- Born: Paul Dobson Nyirongo January 10, 1949 Lusaka, Zambia
- Died: 7 November 1989 (aged 40) Lusaka, Zambia
- Genres: Zamrock; kalindula; garage rock; proto-punk;
- Occupation: Singer
- Instruments: Voice, Electric Guitar,
- Years active: 1972 – 1989
- Label: Now-Again (reissues)

= Paul Ngozi =

Zambian musician (1949–1989)

Paul Ngozi (born Paul Dobson Nyirongo; January 10, 1949 – November 7, 1989) was a Zambian musician who was prominent in the Zambian music scene in the 1970s and 1980s. He first became popular as the band leader of the Ngozi Family, a top local rock group which was one of the first groups to have its music classified as Zamrock.

He earned his place as a ‘sharp’ social commentator because the themes of his music were usually very close to society's own lives and therefore easy to relate to. He is listed at number 81 of the most popular Zambians by The Zambian online newspaper.
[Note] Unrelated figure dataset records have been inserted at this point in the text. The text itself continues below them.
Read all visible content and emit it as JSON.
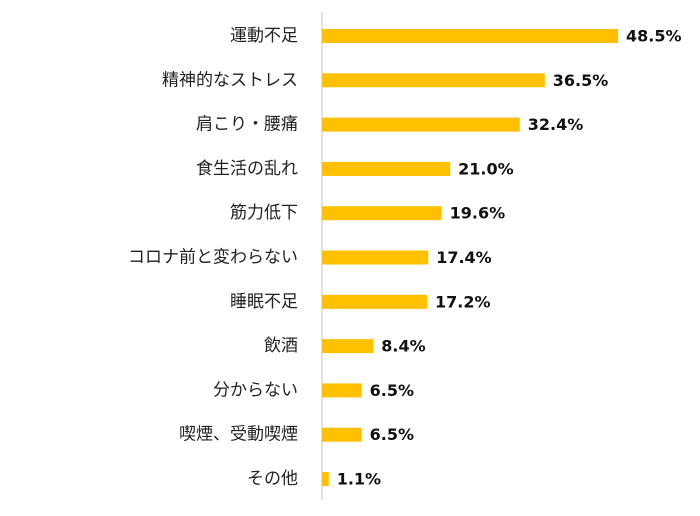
{
  "chart_data": {
    "type": "bar",
    "orientation": "horizontal",
    "categories": [
      "運動不足",
      "精神的なストレス",
      "肩こり・腰痛",
      "食生活の乱れ",
      "筋力低下",
      "コロナ前と変わらない",
      "睡眠不足",
      "飲酒",
      "分からない",
      "喫煙、受動喫煙",
      "その他"
    ],
    "values": [
      48.5,
      36.5,
      32.4,
      21.0,
      19.6,
      17.4,
      17.2,
      8.4,
      6.5,
      6.5,
      1.1
    ],
    "value_labels": [
      "48.5%",
      "36.5%",
      "32.4%",
      "21.0%",
      "19.6%",
      "17.4%",
      "17.2%",
      "8.4%",
      "6.5%",
      "6.5%",
      "1.1%"
    ],
    "title": "",
    "xlabel": "",
    "ylabel": "",
    "xlim": [
      0,
      48.5
    ],
    "grid": false,
    "bar_color": "#FFC000",
    "axis_color": "#D9D9D9"
  }
}
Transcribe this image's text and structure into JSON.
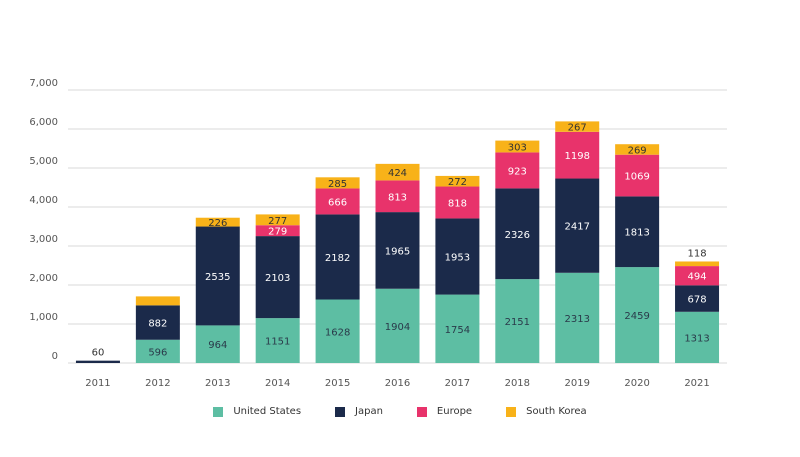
{
  "chart_data": {
    "type": "bar",
    "stacked": true,
    "title": "",
    "xlabel": "",
    "ylabel": "",
    "ylim": [
      0,
      7000
    ],
    "yticks": [
      0,
      1000,
      2000,
      3000,
      4000,
      5000,
      6000,
      7000
    ],
    "ytick_labels": [
      "0",
      "1,000",
      "2,000",
      "3,000",
      "4,000",
      "5,000",
      "6,000",
      "7,000"
    ],
    "grid": true,
    "legend_position": "bottom",
    "categories": [
      "2011",
      "2012",
      "2013",
      "2014",
      "2015",
      "2016",
      "2017",
      "2018",
      "2019",
      "2020",
      "2021"
    ],
    "series": [
      {
        "name": "United States",
        "color": "#5dbea3",
        "label_color": "#2a3a4a",
        "values": [
          0,
          596,
          964,
          1151,
          1628,
          1904,
          1754,
          2151,
          2313,
          2459,
          1313
        ],
        "labels": [
          "",
          "596",
          "964",
          "1151",
          "1628",
          "1904",
          "1754",
          "2151",
          "2313",
          "2459",
          "1313"
        ]
      },
      {
        "name": "Japan",
        "color": "#1b2a4a",
        "label_color": "#ffffff",
        "values": [
          60,
          882,
          2535,
          2103,
          2182,
          1965,
          1953,
          2326,
          2417,
          1813,
          678
        ],
        "labels": [
          "60",
          "882",
          "2535",
          "2103",
          "2182",
          "1965",
          "1953",
          "2326",
          "2417",
          "1813",
          "678"
        ]
      },
      {
        "name": "Europe",
        "color": "#e8336b",
        "label_color": "#ffffff",
        "values": [
          0,
          0,
          0,
          279,
          666,
          813,
          818,
          923,
          1198,
          1069,
          494
        ],
        "labels": [
          "",
          "",
          "",
          "279",
          "666",
          "813",
          "818",
          "923",
          "1198",
          "1069",
          "494"
        ]
      },
      {
        "name": "South Korea",
        "color": "#f8b219",
        "label_color": "#333333",
        "values": [
          0,
          230,
          226,
          277,
          285,
          424,
          272,
          303,
          267,
          269,
          118
        ],
        "labels": [
          "",
          "",
          "226",
          "277",
          "285",
          "424",
          "272",
          "303",
          "267",
          "269",
          "118"
        ]
      }
    ]
  }
}
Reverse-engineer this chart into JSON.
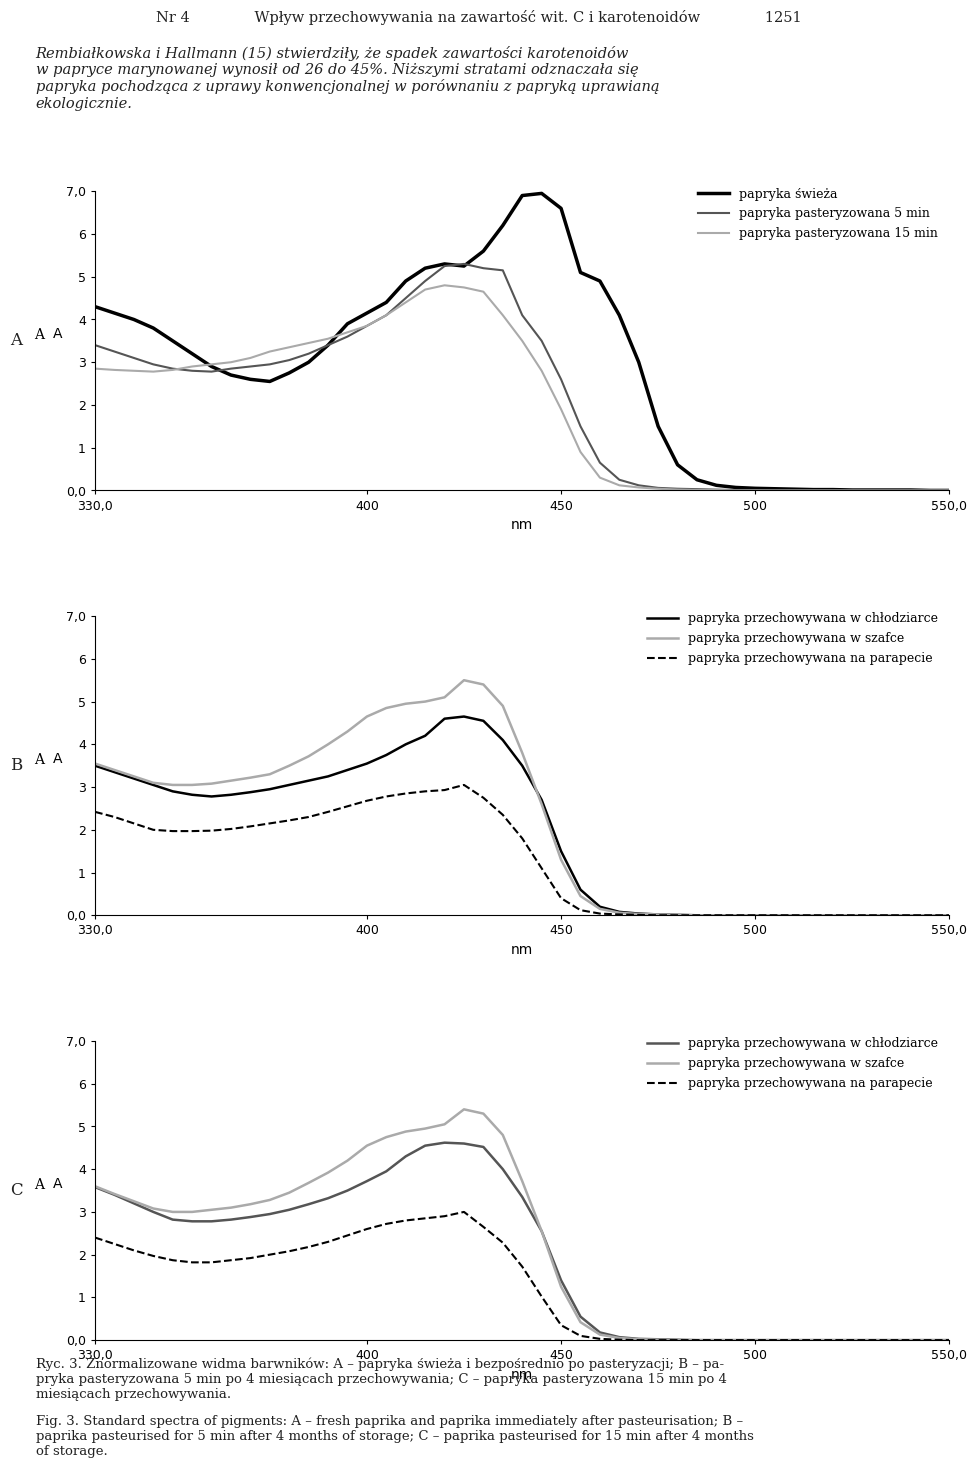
{
  "header_line1": "Nr 4                    Wpływ przechowywania na zawartość wit. C i karotenoidów                   1251",
  "header_para": "Rembiałkowska i Hallmann (15) stwierdziły, że spadek zawartości karotenoidów\nw papryce marynowanej wynosił od 26 do 45%. Niższymi stratami odznaczała się\npapryka pochodząca z uprawy konwencjonalnej w porównaniu z papryką uprawianą\nekologicznie.",
  "caption_ryc": "Ryc. 3. Znormalizowane widma barwników: A – papryka świeża i bezpośrednio po pasteryzacji; B – papryka pasteryzowana 5 min po 4 miesiącach przechowywania; C – papryka pasteryzowana 15 min po 4 miesiącach przechowywania.",
  "caption_fig": "Fig. 3. Standard spectra of pigments: A – fresh paprika and paprika immediately after pasteurisation; B – paprika pasteurised for 5 min after 4 months of storage; C – paprika pasteurised for 15 min after 4 months of storage.",
  "ylabel": "A",
  "xlabel": "nm",
  "xlim": [
    330,
    550
  ],
  "ylim": [
    0.0,
    7.0
  ],
  "yticks": [
    0.0,
    1,
    2,
    3,
    4,
    5,
    6,
    7.0
  ],
  "yticklabels": [
    "0,0",
    "1",
    "2",
    "3",
    "4",
    "5",
    "6",
    "7,0"
  ],
  "xticks": [
    330,
    400,
    450,
    500,
    550
  ],
  "xticklabels": [
    "330,0",
    "400",
    "450",
    "500",
    "550,0"
  ],
  "panel_A": {
    "outer_label": "A",
    "legend": [
      {
        "label": "papryka świeża",
        "color": "#000000",
        "lw": 2.5,
        "ls": "solid"
      },
      {
        "label": "papryka pasteryzowana 5 min",
        "color": "#555555",
        "lw": 1.5,
        "ls": "solid"
      },
      {
        "label": "papryka pasteryzowana 15 min",
        "color": "#aaaaaa",
        "lw": 1.5,
        "ls": "solid"
      }
    ],
    "lines": [
      {
        "x": [
          330,
          335,
          340,
          345,
          350,
          355,
          360,
          365,
          370,
          375,
          380,
          385,
          390,
          395,
          400,
          405,
          410,
          415,
          420,
          425,
          430,
          435,
          440,
          445,
          450,
          455,
          460,
          465,
          470,
          475,
          480,
          485,
          490,
          495,
          500,
          505,
          510,
          515,
          520,
          525,
          530,
          535,
          540,
          545,
          550
        ],
        "y": [
          4.3,
          4.15,
          4.0,
          3.8,
          3.5,
          3.2,
          2.9,
          2.7,
          2.6,
          2.55,
          2.75,
          3.0,
          3.4,
          3.9,
          4.15,
          4.4,
          4.9,
          5.2,
          5.3,
          5.25,
          5.6,
          6.2,
          6.9,
          6.95,
          6.6,
          5.1,
          4.9,
          4.1,
          3.0,
          1.5,
          0.6,
          0.25,
          0.12,
          0.07,
          0.05,
          0.04,
          0.03,
          0.02,
          0.02,
          0.01,
          0.01,
          0.01,
          0.01,
          0.0,
          0.0
        ],
        "color": "#000000",
        "lw": 2.5,
        "ls": "solid"
      },
      {
        "x": [
          330,
          335,
          340,
          345,
          350,
          355,
          360,
          365,
          370,
          375,
          380,
          385,
          390,
          395,
          400,
          405,
          410,
          415,
          420,
          425,
          430,
          435,
          440,
          445,
          450,
          455,
          460,
          465,
          470,
          475,
          480,
          485,
          490,
          495,
          500,
          505,
          510,
          515,
          520,
          525,
          530,
          535,
          540,
          545,
          550
        ],
        "y": [
          3.4,
          3.25,
          3.1,
          2.95,
          2.85,
          2.8,
          2.78,
          2.85,
          2.9,
          2.95,
          3.05,
          3.2,
          3.4,
          3.6,
          3.85,
          4.1,
          4.5,
          4.9,
          5.25,
          5.3,
          5.2,
          5.15,
          4.1,
          3.5,
          2.6,
          1.5,
          0.65,
          0.25,
          0.12,
          0.06,
          0.04,
          0.03,
          0.02,
          0.01,
          0.01,
          0.0,
          0.0,
          0.0,
          0.0,
          0.0,
          0.0,
          0.0,
          0.0,
          0.0,
          0.0
        ],
        "color": "#555555",
        "lw": 1.5,
        "ls": "solid"
      },
      {
        "x": [
          330,
          335,
          340,
          345,
          350,
          355,
          360,
          365,
          370,
          375,
          380,
          385,
          390,
          395,
          400,
          405,
          410,
          415,
          420,
          425,
          430,
          435,
          440,
          445,
          450,
          455,
          460,
          465,
          470,
          475,
          480,
          485,
          490,
          495,
          500,
          505,
          510,
          515,
          520,
          525,
          530,
          535,
          540,
          545,
          550
        ],
        "y": [
          2.85,
          2.82,
          2.8,
          2.78,
          2.82,
          2.9,
          2.95,
          3.0,
          3.1,
          3.25,
          3.35,
          3.45,
          3.55,
          3.7,
          3.85,
          4.1,
          4.4,
          4.7,
          4.8,
          4.75,
          4.65,
          4.1,
          3.5,
          2.8,
          1.9,
          0.9,
          0.3,
          0.12,
          0.07,
          0.04,
          0.02,
          0.01,
          0.01,
          0.0,
          0.0,
          0.0,
          0.0,
          0.0,
          0.0,
          0.0,
          0.0,
          0.0,
          0.0,
          0.0,
          0.0
        ],
        "color": "#aaaaaa",
        "lw": 1.5,
        "ls": "solid"
      }
    ]
  },
  "panel_B": {
    "outer_label": "B",
    "legend": [
      {
        "label": "papryka przechowywana w chłodziarce",
        "color": "#000000",
        "lw": 1.8,
        "ls": "solid"
      },
      {
        "label": "papryka przechowywana w szafce",
        "color": "#aaaaaa",
        "lw": 1.8,
        "ls": "solid"
      },
      {
        "label": "papryka przechowywana na parapecie",
        "color": "#000000",
        "lw": 1.5,
        "ls": "dashed"
      }
    ],
    "lines": [
      {
        "x": [
          330,
          335,
          340,
          345,
          350,
          355,
          360,
          365,
          370,
          375,
          380,
          385,
          390,
          395,
          400,
          405,
          410,
          415,
          420,
          425,
          430,
          435,
          440,
          445,
          450,
          455,
          460,
          465,
          470,
          475,
          480,
          485,
          490,
          495,
          500,
          505,
          510,
          515,
          520,
          525,
          530,
          535,
          540,
          545,
          550
        ],
        "y": [
          3.5,
          3.35,
          3.2,
          3.05,
          2.9,
          2.82,
          2.78,
          2.82,
          2.88,
          2.95,
          3.05,
          3.15,
          3.25,
          3.4,
          3.55,
          3.75,
          4.0,
          4.2,
          4.6,
          4.65,
          4.55,
          4.1,
          3.5,
          2.7,
          1.5,
          0.6,
          0.2,
          0.08,
          0.04,
          0.02,
          0.01,
          0.0,
          0.0,
          0.0,
          0.0,
          0.0,
          0.0,
          0.0,
          0.0,
          0.0,
          0.0,
          0.0,
          0.0,
          0.0,
          0.0
        ],
        "color": "#000000",
        "lw": 1.8,
        "ls": "solid"
      },
      {
        "x": [
          330,
          335,
          340,
          345,
          350,
          355,
          360,
          365,
          370,
          375,
          380,
          385,
          390,
          395,
          400,
          405,
          410,
          415,
          420,
          425,
          430,
          435,
          440,
          445,
          450,
          455,
          460,
          465,
          470,
          475,
          480,
          485,
          490,
          495,
          500,
          505,
          510,
          515,
          520,
          525,
          530,
          535,
          540,
          545,
          550
        ],
        "y": [
          3.55,
          3.4,
          3.25,
          3.1,
          3.05,
          3.05,
          3.08,
          3.15,
          3.22,
          3.3,
          3.5,
          3.72,
          4.0,
          4.3,
          4.65,
          4.85,
          4.95,
          5.0,
          5.1,
          5.5,
          5.4,
          4.9,
          3.8,
          2.6,
          1.3,
          0.45,
          0.15,
          0.06,
          0.03,
          0.02,
          0.01,
          0.0,
          0.0,
          0.0,
          0.0,
          0.0,
          0.0,
          0.0,
          0.0,
          0.0,
          0.0,
          0.0,
          0.0,
          0.0,
          0.0
        ],
        "color": "#aaaaaa",
        "lw": 1.8,
        "ls": "solid"
      },
      {
        "x": [
          330,
          335,
          340,
          345,
          350,
          355,
          360,
          365,
          370,
          375,
          380,
          385,
          390,
          395,
          400,
          405,
          410,
          415,
          420,
          425,
          430,
          435,
          440,
          445,
          450,
          455,
          460,
          465,
          470,
          475,
          480,
          485,
          490,
          495,
          500,
          505,
          510,
          515,
          520,
          525,
          530,
          535,
          540,
          545,
          550
        ],
        "y": [
          2.42,
          2.3,
          2.15,
          2.0,
          1.97,
          1.97,
          1.98,
          2.02,
          2.08,
          2.15,
          2.22,
          2.3,
          2.42,
          2.55,
          2.68,
          2.78,
          2.85,
          2.9,
          2.93,
          3.05,
          2.75,
          2.35,
          1.8,
          1.1,
          0.4,
          0.12,
          0.04,
          0.02,
          0.01,
          0.0,
          0.0,
          0.0,
          0.0,
          0.0,
          0.0,
          0.0,
          0.0,
          0.0,
          0.0,
          0.0,
          0.0,
          0.0,
          0.0,
          0.0,
          0.0
        ],
        "color": "#000000",
        "lw": 1.5,
        "ls": "dashed"
      }
    ]
  },
  "panel_C": {
    "outer_label": "C",
    "legend": [
      {
        "label": "papryka przechowywana w chłodziarce",
        "color": "#555555",
        "lw": 1.8,
        "ls": "solid"
      },
      {
        "label": "papryka przechowywana w szafce",
        "color": "#aaaaaa",
        "lw": 1.8,
        "ls": "solid"
      },
      {
        "label": "papryka przechowywana na parapecie",
        "color": "#000000",
        "lw": 1.5,
        "ls": "dashed"
      }
    ],
    "lines": [
      {
        "x": [
          330,
          335,
          340,
          345,
          350,
          355,
          360,
          365,
          370,
          375,
          380,
          385,
          390,
          395,
          400,
          405,
          410,
          415,
          420,
          425,
          430,
          435,
          440,
          445,
          450,
          455,
          460,
          465,
          470,
          475,
          480,
          485,
          490,
          495,
          500,
          505,
          510,
          515,
          520,
          525,
          530,
          535,
          540,
          545,
          550
        ],
        "y": [
          3.58,
          3.4,
          3.2,
          3.0,
          2.82,
          2.78,
          2.78,
          2.82,
          2.88,
          2.95,
          3.05,
          3.18,
          3.32,
          3.5,
          3.72,
          3.95,
          4.3,
          4.55,
          4.62,
          4.6,
          4.52,
          4.0,
          3.35,
          2.55,
          1.4,
          0.55,
          0.18,
          0.07,
          0.03,
          0.02,
          0.01,
          0.0,
          0.0,
          0.0,
          0.0,
          0.0,
          0.0,
          0.0,
          0.0,
          0.0,
          0.0,
          0.0,
          0.0,
          0.0,
          0.0
        ],
        "color": "#555555",
        "lw": 1.8,
        "ls": "solid"
      },
      {
        "x": [
          330,
          335,
          340,
          345,
          350,
          355,
          360,
          365,
          370,
          375,
          380,
          385,
          390,
          395,
          400,
          405,
          410,
          415,
          420,
          425,
          430,
          435,
          440,
          445,
          450,
          455,
          460,
          465,
          470,
          475,
          480,
          485,
          490,
          495,
          500,
          505,
          510,
          515,
          520,
          525,
          530,
          535,
          540,
          545,
          550
        ],
        "y": [
          3.6,
          3.42,
          3.25,
          3.08,
          3.0,
          3.0,
          3.05,
          3.1,
          3.18,
          3.28,
          3.45,
          3.68,
          3.92,
          4.2,
          4.55,
          4.75,
          4.88,
          4.95,
          5.05,
          5.4,
          5.3,
          4.8,
          3.72,
          2.55,
          1.25,
          0.42,
          0.13,
          0.05,
          0.02,
          0.01,
          0.0,
          0.0,
          0.0,
          0.0,
          0.0,
          0.0,
          0.0,
          0.0,
          0.0,
          0.0,
          0.0,
          0.0,
          0.0,
          0.0,
          0.0
        ],
        "color": "#aaaaaa",
        "lw": 1.8,
        "ls": "solid"
      },
      {
        "x": [
          330,
          335,
          340,
          345,
          350,
          355,
          360,
          365,
          370,
          375,
          380,
          385,
          390,
          395,
          400,
          405,
          410,
          415,
          420,
          425,
          430,
          435,
          440,
          445,
          450,
          455,
          460,
          465,
          470,
          475,
          480,
          485,
          490,
          495,
          500,
          505,
          510,
          515,
          520,
          525,
          530,
          535,
          540,
          545,
          550
        ],
        "y": [
          2.4,
          2.25,
          2.1,
          1.97,
          1.87,
          1.82,
          1.82,
          1.87,
          1.92,
          2.0,
          2.08,
          2.18,
          2.3,
          2.45,
          2.6,
          2.72,
          2.8,
          2.85,
          2.9,
          3.0,
          2.65,
          2.28,
          1.72,
          1.02,
          0.35,
          0.1,
          0.03,
          0.01,
          0.0,
          0.0,
          0.0,
          0.0,
          0.0,
          0.0,
          0.0,
          0.0,
          0.0,
          0.0,
          0.0,
          0.0,
          0.0,
          0.0,
          0.0,
          0.0,
          0.0
        ],
        "color": "#000000",
        "lw": 1.5,
        "ls": "dashed"
      }
    ]
  }
}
He died in 1989.

== Studio albums ==
- Day Of Judgment (1976)
- Viva Ngozi (1976)
- 45,000 Volts (1977)
- 99% Confusion (1977)
- Bad Character (1977)
- Heavy = Metal (1977)
- In The Ghetto (1977)
- Lightning And Thunder (1977)
- Happy Trip (1978)
- Heavy Connection (1978)
- The Best of Paul Ngozi (1979)
- Size 9 (1981)
- Thokozile (1983)
- Chitwansombo (1982)

=== Selected singles ===
- "Bauze"
- "Give Me A Hand"
- "Half Mwenye-Half Muntu"
- "I've been looking for you"/"We were not told"
- "Kanyamata"
- "Kunali kamwana"
- "Kunisebanya"
- "Mulandu Wa Damage"
- "Musizani Yomunde"
- "Nshaupwa bwino"
- "Nyagondwe"
- "Size Nine"
- "Sooka iyo"
- "Sunka mulamu"
- "Timwenge tabenetabene"
- "Tikondane"
- "Ulemu"
- "Vikwati Vapa Telephone"
- "Vina bwela mo chedwa"
- "Yowowa"
- "Rhoda"

== Legacy ==

The song "Hold On" is featured in Season One Episode Five of the Series Poker Face.

Tyler, the Creator sampled Ngozi's song "Nizakupanga Ngozi" on his 2024 song "Noid" as part of the album “Chromakopia”.

He has a street named after him in Kabwata, a constituency in Lusaka.